Flüchtlinge lernen in Saarbrücken fürs neue Leben

St Johann · Sie gingen zur Schule, und das mitten in den Ferien. Kurz bevor die zu Ende sind, ist es Zeit, Bilanz zu ziehen. 20 Flüchtlinge und Neu-Saarbrücker büffelten zwei Wochen lang, damit sie besser in der neuen Heimat ankommen. Ankommen heißt denn auch eine Initiative, die das alles ermöglicht hat.

 Junge syrische Flüchtlinge haben Spaß am Englisch-Unterricht, den ihnen das Netzwerk Ankommen bietet. Foto: Oliver Dietze

Junge syrische Flüchtlinge haben Spaß am Englisch-Unterricht, den ihnen das Netzwerk Ankommen bietet. Foto: Oliver Dietze

Foto: Oliver Dietze

Eigentlich eine ganz normale Situation: Kinder und Jugendliche, Tische, Stühle und Unterrichtsmaterialien. Aber etwas ist anders. Es sind noch Ferien. Und die Schüler sind junge Flüchtlinge .
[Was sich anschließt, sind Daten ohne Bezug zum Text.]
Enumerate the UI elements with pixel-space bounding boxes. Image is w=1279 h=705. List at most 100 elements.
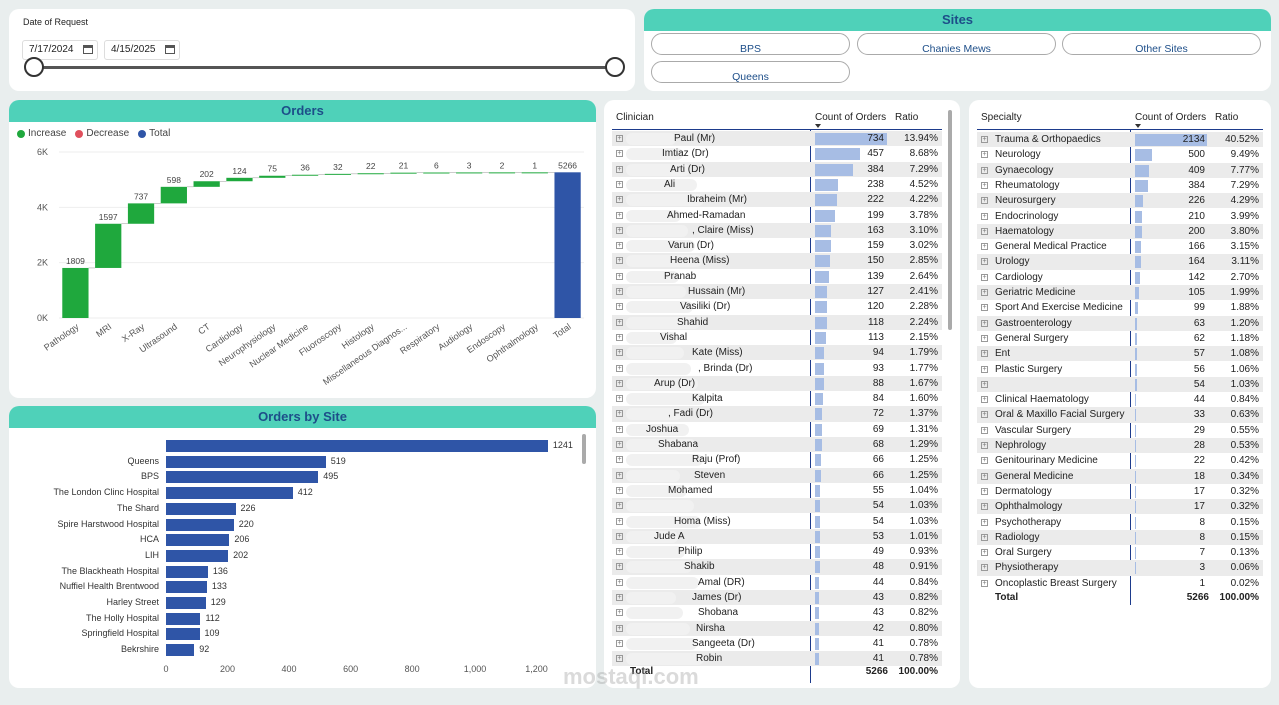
expand-icon[interactable]: + bbox=[616, 318, 623, 326]
table-row[interactable]: + Nirsha 42 0.80% bbox=[612, 620, 942, 636]
table-row[interactable]: + Rheumatology 384 7.29% bbox=[977, 178, 1263, 193]
table-row[interactable]: + Raju (Prof) 66 1.25% bbox=[612, 452, 942, 467]
expand-icon[interactable]: + bbox=[981, 319, 988, 327]
waterfall-bar-13[interactable] bbox=[488, 172, 516, 174]
expand-icon[interactable]: + bbox=[616, 379, 623, 387]
table-row[interactable]: + Psychotherapy 8 0.15% bbox=[977, 515, 1263, 530]
table-row[interactable]: + Kalpita 84 1.60% bbox=[612, 391, 942, 406]
waterfall-bar-6[interactable] bbox=[259, 175, 286, 178]
expand-icon[interactable]: + bbox=[616, 471, 623, 479]
specialty-count-header[interactable]: Count of Orders bbox=[1135, 112, 1207, 123]
table-row[interactable]: + Ali 238 4.52% bbox=[612, 177, 942, 192]
table-row[interactable]: + Sport And Exercise Medicine 99 1.88% bbox=[977, 300, 1263, 315]
table-row[interactable]: + Shakib 48 0.91% bbox=[612, 559, 942, 575]
table-row[interactable]: + Robin 41 0.78% bbox=[612, 651, 942, 667]
table-row[interactable]: +54 1.03% bbox=[977, 376, 1263, 393]
expand-icon[interactable]: + bbox=[981, 227, 988, 235]
expand-icon[interactable]: + bbox=[616, 486, 623, 494]
specialty-header[interactable]: Specialty bbox=[981, 112, 1022, 123]
expand-icon[interactable]: + bbox=[981, 472, 988, 480]
expand-icon[interactable]: + bbox=[616, 333, 623, 341]
table-row[interactable]: + Vasiliki (Dr) 120 2.28% bbox=[612, 299, 942, 314]
site-option-chanies-mews[interactable]: Chanies Mews bbox=[857, 33, 1056, 55]
expand-icon[interactable]: + bbox=[616, 624, 623, 632]
date-slider-track[interactable] bbox=[34, 66, 614, 69]
table-row[interactable]: + Urology 164 3.11% bbox=[977, 254, 1263, 270]
expand-icon[interactable]: + bbox=[616, 226, 623, 234]
table-row[interactable]: + General Medical Practice 166 3.15% bbox=[977, 239, 1263, 254]
table-row[interactable]: + Varun (Dr) 159 3.02% bbox=[612, 238, 942, 253]
sort-arrow-icon[interactable] bbox=[1135, 124, 1141, 128]
expand-icon[interactable]: + bbox=[616, 242, 623, 250]
table-row[interactable]: + Gynaecology 409 7.77% bbox=[977, 162, 1263, 178]
expand-icon[interactable]: + bbox=[616, 364, 623, 372]
expand-icon[interactable]: + bbox=[616, 517, 623, 525]
waterfall-bar-12[interactable] bbox=[456, 172, 483, 174]
waterfall-bar-1[interactable] bbox=[95, 223, 122, 268]
clinician-header[interactable]: Clinician bbox=[616, 112, 654, 123]
expand-icon[interactable]: + bbox=[981, 518, 988, 526]
table-row[interactable]: + Genitourinary Medicine 22 0.42% bbox=[977, 453, 1263, 468]
table-row[interactable]: + Shabana 68 1.29% bbox=[612, 437, 942, 453]
expand-icon[interactable]: + bbox=[616, 410, 623, 418]
waterfall-bar-14[interactable] bbox=[521, 172, 548, 174]
table-row[interactable]: + Ibraheim (Mr) 222 4.22% bbox=[612, 192, 942, 208]
table-row[interactable]: + Nephrology 28 0.53% bbox=[977, 438, 1263, 454]
table-row[interactable]: + Oral & Maxillo Facial Surgery 33 0.63% bbox=[977, 407, 1263, 423]
table-row[interactable]: +54 1.03% bbox=[612, 498, 942, 514]
table-row[interactable]: + Shahid 118 2.24% bbox=[612, 314, 942, 330]
expand-icon[interactable]: + bbox=[981, 304, 988, 312]
expand-icon[interactable]: + bbox=[981, 334, 988, 342]
table-row[interactable]: + Ahmed-Ramadan 199 3.78% bbox=[612, 208, 942, 223]
table-row[interactable]: + Arup (Dr) 88 1.67% bbox=[612, 375, 942, 392]
expand-icon[interactable]: + bbox=[616, 196, 623, 204]
start-date-input[interactable]: 7/17/2024 bbox=[22, 40, 98, 60]
expand-icon[interactable]: + bbox=[616, 639, 623, 647]
table-row[interactable]: + Jude A 53 1.01% bbox=[612, 528, 942, 545]
legend-increase[interactable]: Increase bbox=[17, 128, 66, 139]
clinician-count-header[interactable]: Count of Orders bbox=[815, 112, 887, 123]
waterfall-bar-5[interactable] bbox=[226, 177, 253, 182]
expand-icon[interactable]: + bbox=[981, 442, 988, 449]
expand-icon[interactable]: + bbox=[616, 395, 623, 403]
date-slider-start-handle[interactable] bbox=[24, 57, 44, 77]
table-row[interactable]: + Hussain (Mr) 127 2.41% bbox=[612, 284, 942, 300]
table-row[interactable]: + Gastroenterology 63 1.20% bbox=[977, 315, 1263, 331]
expand-icon[interactable]: + bbox=[616, 578, 623, 586]
expand-icon[interactable]: + bbox=[616, 211, 623, 219]
waterfall-bar-0[interactable] bbox=[62, 267, 89, 318]
expand-icon[interactable]: + bbox=[616, 425, 623, 433]
expand-icon[interactable]: + bbox=[616, 272, 623, 280]
site-chart-scrollbar[interactable] bbox=[582, 434, 586, 464]
waterfall-bar-11[interactable] bbox=[423, 172, 450, 174]
expand-icon[interactable]: + bbox=[616, 150, 623, 158]
table-row[interactable]: + Oncoplastic Breast Surgery 1 0.02% bbox=[977, 576, 1263, 591]
expand-icon[interactable]: + bbox=[981, 258, 988, 266]
expand-icon[interactable]: + bbox=[981, 350, 988, 358]
expand-icon[interactable]: + bbox=[616, 502, 623, 510]
expand-icon[interactable]: + bbox=[616, 303, 623, 311]
expand-icon[interactable]: + bbox=[981, 197, 988, 205]
table-row[interactable]: + Philip 49 0.93% bbox=[612, 544, 942, 559]
site-bar[interactable] bbox=[166, 597, 206, 609]
waterfall-bar-15[interactable] bbox=[554, 172, 581, 318]
expand-icon[interactable]: + bbox=[616, 288, 623, 295]
expand-icon[interactable]: + bbox=[616, 257, 623, 265]
expand-icon[interactable]: + bbox=[616, 594, 623, 601]
expand-icon[interactable]: + bbox=[981, 166, 988, 174]
site-option-bps[interactable]: BPS bbox=[651, 33, 850, 55]
site-bar[interactable] bbox=[166, 502, 236, 515]
table-row[interactable]: + Arti (Dr) 384 7.29% bbox=[612, 161, 942, 177]
table-row[interactable]: + Kate (Miss) 94 1.79% bbox=[612, 345, 942, 361]
table-row[interactable]: + Clinical Haematology 44 0.84% bbox=[977, 392, 1263, 407]
table-row[interactable]: + Shobana 43 0.82% bbox=[612, 605, 942, 620]
waterfall-bar-3[interactable] bbox=[160, 186, 187, 204]
expand-icon[interactable]: + bbox=[981, 212, 988, 220]
table-row[interactable]: + Neurology 500 9.49% bbox=[977, 147, 1263, 162]
site-bar[interactable] bbox=[166, 612, 201, 625]
site-bar[interactable] bbox=[166, 581, 207, 594]
site-bar[interactable] bbox=[166, 440, 548, 452]
expand-icon[interactable]: + bbox=[616, 532, 623, 540]
table-row[interactable]: + Mohamed 55 1.04% bbox=[612, 483, 942, 498]
expand-icon[interactable]: + bbox=[616, 135, 623, 142]
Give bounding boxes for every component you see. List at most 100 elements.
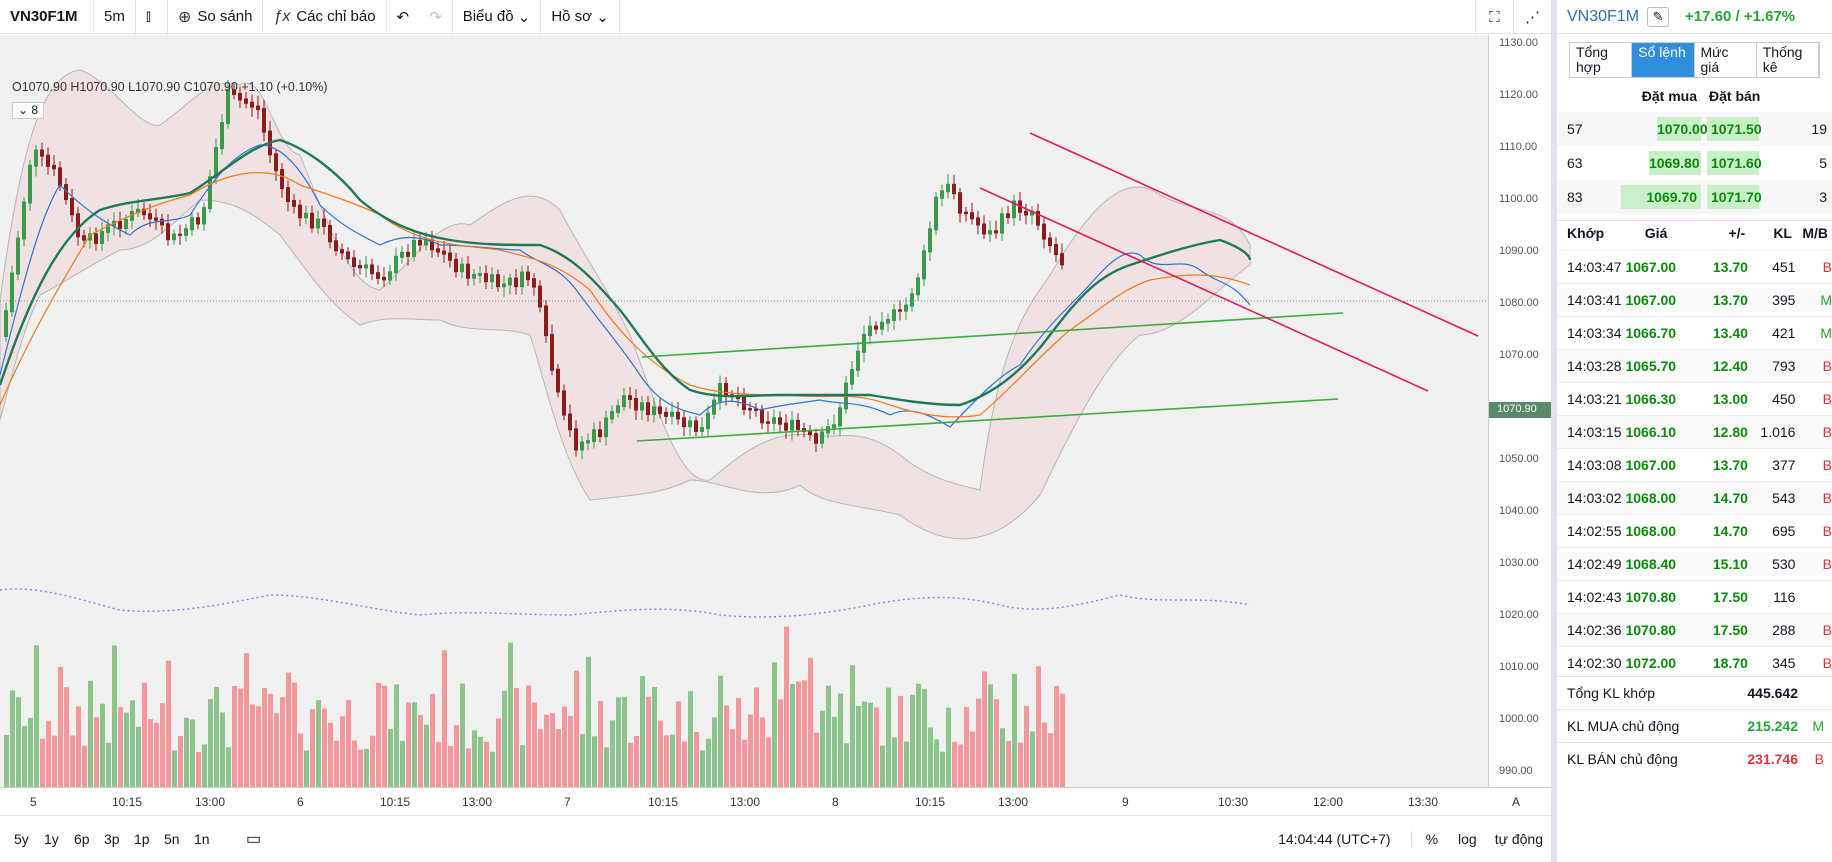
chart-menu-button[interactable]: Biểu đồ ⌄: [453, 0, 542, 34]
range-button-6p[interactable]: 6p: [74, 831, 90, 847]
profile-menu-button[interactable]: Hồ sơ ⌄: [541, 0, 620, 34]
redo-button[interactable]: ↷: [419, 0, 453, 34]
range-button-3p[interactable]: 3p: [104, 831, 120, 847]
price-tick: 1000.00: [1499, 713, 1539, 725]
candle: [694, 420, 698, 432]
trade-row[interactable]: 14:03:21 1066.30 13.00 450 B: [1557, 382, 1832, 415]
orderbook-row[interactable]: 83 1069.70 1071.70 3: [1557, 180, 1832, 214]
orderbook-row[interactable]: 57 1070.00 1071.50 19: [1557, 112, 1832, 146]
range-button-5y[interactable]: 5y: [14, 831, 29, 847]
range-button-1y[interactable]: 1y: [44, 831, 59, 847]
volume-bar: [826, 685, 831, 787]
trade-row[interactable]: 14:03:41 1067.00 13.70 395 M: [1557, 283, 1832, 316]
auto-scale-toggle[interactable]: tự động: [1494, 831, 1543, 847]
volume-bar: [322, 708, 327, 787]
volume-bar: [244, 653, 249, 787]
panel-tab[interactable]: Mức giá: [1695, 43, 1757, 77]
volume-bar: [640, 676, 645, 787]
trade-row[interactable]: 14:02:43 1070.80 17.50 116: [1557, 580, 1832, 613]
candle: [4, 310, 8, 337]
trade-row[interactable]: 14:03:28 1065.70 12.40 793 B: [1557, 349, 1832, 382]
chart-canvas[interactable]: O1070.90 H1070.90 L1070.90 C1070.90 +1.1…: [0, 35, 1488, 819]
volume-bar: [40, 738, 45, 787]
panel-header: VN30F1M ✎ +17.60 / +1.67%: [1557, 0, 1832, 34]
candle: [1060, 253, 1064, 266]
volume-bar: [346, 700, 351, 787]
orderbook-row[interactable]: 63 1069.80 1071.60 5: [1557, 146, 1832, 180]
trade-volume: 543: [1772, 490, 1796, 506]
auto-label[interactable]: A: [1512, 795, 1521, 809]
range-button-1n[interactable]: 1n: [194, 831, 210, 847]
panel-tab[interactable]: Tổng hợp: [1570, 43, 1633, 77]
trade-row[interactable]: 14:03:08 1067.00 13.70 377 B: [1557, 448, 1832, 481]
chart-style-button[interactable]: ⫾: [136, 0, 168, 34]
trade-row[interactable]: 14:03:15 1066.10 12.80 1.016 B: [1557, 415, 1832, 448]
volume-bar: [304, 750, 309, 787]
volume-bar: [844, 743, 849, 787]
trade-volume: 530: [1772, 556, 1796, 572]
candle: [364, 264, 368, 269]
trades-header: Khớp Giá +/- KL M/B: [1557, 220, 1832, 244]
trade-row[interactable]: 14:03:02 1068.00 14.70 543 B: [1557, 481, 1832, 514]
volume-bar: [238, 688, 243, 787]
panel-tab[interactable]: Thống kê: [1757, 43, 1819, 77]
candle: [220, 122, 224, 150]
volume-bar: [478, 736, 483, 787]
range-button-1p[interactable]: 1p: [134, 831, 150, 847]
symbol-search-button[interactable]: VN30F1M: [0, 0, 94, 34]
panel-symbol[interactable]: VN30F1M: [1567, 7, 1640, 25]
chart-svg[interactable]: [0, 35, 1488, 787]
time-axis[interactable]: 5 10:15 13:00 6 10:15 13:00 7 10:15 13:00 8 10:15 1…: [0, 787, 1551, 815]
volume-bar: [118, 707, 123, 787]
trade-row[interactable]: 14:02:36 1070.80 17.50 288 B: [1557, 613, 1832, 646]
volume-bar: [280, 697, 285, 787]
pencil-icon[interactable]: ✎: [1647, 6, 1670, 27]
candle: [550, 334, 554, 371]
volume-bar: [1054, 685, 1059, 787]
share-button[interactable]: ⋰: [1513, 0, 1551, 34]
candle: [154, 217, 158, 221]
compare-button[interactable]: ⊕ So sánh: [168, 0, 264, 34]
volume-bar: [832, 716, 837, 787]
volume-bar: [538, 729, 543, 787]
trade-row[interactable]: 14:02:49 1068.40 15.10 530 B: [1557, 547, 1832, 580]
panel-tab[interactable]: Sổ lệnh: [1632, 43, 1695, 77]
trade-row[interactable]: 14:02:30 1072.00 18.70 345 B: [1557, 646, 1832, 676]
candle: [916, 277, 920, 296]
indicators-button[interactable]: ƒx Các chỉ báo: [263, 0, 387, 34]
interval-button[interactable]: 5m: [94, 0, 136, 34]
trade-row[interactable]: 14:03:47 1067.00 13.70 451 B: [1557, 250, 1832, 283]
ask-volume: 5: [1819, 155, 1827, 171]
candle: [232, 89, 236, 95]
percent-toggle[interactable]: %: [1410, 831, 1438, 847]
trade-change: 17.50: [1712, 622, 1748, 638]
candle: [346, 251, 350, 260]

Es handelt sich um den Ferienkurs des ehrenamtlichen Netzwerks "Ankommen", einer Bürgerinitiative, die Flüchtlinge aus mehreren Ländern betreut. Acht Lehrkräfte unterrichten Jugendliche von der fünften bis zur elften Klasse in kleinen Gruppen. Die Idee hatte die 14-jährige Batuol. Sie kam im vergangenen Jahr mit ihrer Familie aus Syrien. Dort sei sie die Klassenbeste gewesen, erzählt sie. In Deutschland habe sich das geändert. Die Sprachbarriere sei besonders am Anfang einfach zu hoch. "Daher hatte ich die Idee, dass man die Ferien ja auch nutzen könnte, um noch zusätzlich zu lernen", sagt sie.

20 Schülerinnen und Schüler lassen sich zwei Wochen lang freiwillig von ehrenamtlichen Lehrkräften in Mathe und Englisch unterrichten.

Martina Westhäuser, eine der Initiatorinnen des Projekts, erklärt: "Es ist zum Beispiel in Mathe schwierig, komplexe Zusammenhänge zu durchschauen, wenn man die Sprache noch nicht so gut versteht." Dort, so Westhäuser, soll das Projekt ansetzen. Dass es dazu kam, macht Batuol sehr froh.

Überhaupt habe sie seit ihrer Ankunft viel Unterstützung erfahren: "Ich bin Deutschland sehr dankbar. Alle Leute haben uns hier geholfen, zum Beispiel unsere 82-jährige Nachbarin mit ihrer Familie."

Ähnliche Erfahrungen hat der 15-jährige Syrer Khalil gemacht, der sich nach einer beschwerlichen Reise mit Aufenthalten in der Türkei und Bulgarien in Deutschland gut aufgenommen fühlt.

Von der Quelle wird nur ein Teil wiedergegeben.